Make a completion request with caching.

If caching is enabled and a cached response exists, returns the cached response without making an API call. Otherwise, makes the API call and caches the result.

Parameters:

  • messages
    (List[Dict[str, str]]) –

    List of message dicts with "role" and "content" keys.

  • **kwargs
    (Any, default: {} ) –

    Provider-specific options (temperature, max_tokens, etc.)

Returns:

  • LLMResponse

    LLMResponse with the generated content and metadata.

complete_json

complete_json(
    messages: List[Dict[str, str]], **kwargs: Any
) -> tuple[Optional[Dict[str, Any]], LLMResponse]

Make a completion request and parse response as JSON.

Parameters:

  • messages
    (List[Dict[str, str]]) –

    List of message dicts with "role" and "content" keys.

  • **kwargs
    (Any, default: {} ) –

    Override config options passed to completion().

Returns:

  • tuple[Optional[Dict[str, Any]], LLMResponse]

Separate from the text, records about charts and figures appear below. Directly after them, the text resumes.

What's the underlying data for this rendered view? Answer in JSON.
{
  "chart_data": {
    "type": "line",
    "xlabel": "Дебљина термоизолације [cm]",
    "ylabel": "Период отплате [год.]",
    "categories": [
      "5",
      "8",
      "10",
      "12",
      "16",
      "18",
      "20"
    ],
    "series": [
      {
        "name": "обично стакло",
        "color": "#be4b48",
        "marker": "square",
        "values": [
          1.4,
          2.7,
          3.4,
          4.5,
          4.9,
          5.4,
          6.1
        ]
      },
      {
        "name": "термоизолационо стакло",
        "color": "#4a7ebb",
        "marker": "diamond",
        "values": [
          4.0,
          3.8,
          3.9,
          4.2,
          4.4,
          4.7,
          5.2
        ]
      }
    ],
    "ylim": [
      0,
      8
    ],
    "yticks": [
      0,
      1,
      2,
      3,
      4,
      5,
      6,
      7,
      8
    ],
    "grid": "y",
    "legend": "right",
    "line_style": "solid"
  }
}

    Tuple of (parsed JSON dict or None, raw LLMResponse).

completion

completion(messages: List[Dict[str, str]], **kwargs: Any) -> LLMResponse

Make a chat completion request to Gemini.

Parameters:

  • messages
    (List[Dict[str, str]]) –

    List of message dicts with "role" and "content" keys.

  • **kwargs
    (Any, default: {} ) –

    Override config options (temperature, max_tokens).

Returns:

  • LLMResponse

    LLMResponse with the generated content and metadata.

Raises:

  • ValueError

    If the API request fails.

is_available

is_available() -> bool

Check if Gemini API is available.

Returns:

  • bool

    True if GEMINI_API_KEY is configured.

list_models

list_models() -> List[str]

List available models from Gemini API.

Queries the Gemini API to get models accessible with the current API key. Filters to only include models that support generateContent.

Returns:

  • List[str]

    List of model identifiers (e.g., ['gemini-2.5-flash', ...]).

Raises:

  • ValueError

    If the API request fails.

set_cache

set_cache(cache: Optional['TokenCache'], use_cache: bool = True) -> None

Configure caching for this client.

Parameters:

  • cache
    (Optional['TokenCache']) –

    TokenCache instance for caching, or None to disable.

  • use_cache
    (bool, default: True ) –

    Whether to use the cache (default True).

Message Format Conversion

The client automatically converts OpenAI-style messages to Gemini's format:

OpenAI Role Gemini Role
system System instruction (separate field)
user user
assistant model

Supported Models

Google Gemini provides a generous free tier:

Model Description Free Tier
gemini-2.5-flash Fast and efficient ✅ Yes
gemini-2.5-pro Most capable ✅ Limited
gemini-1.5-flash Previous generation ✅ Yes

See Google AI documentation for the full list of available models.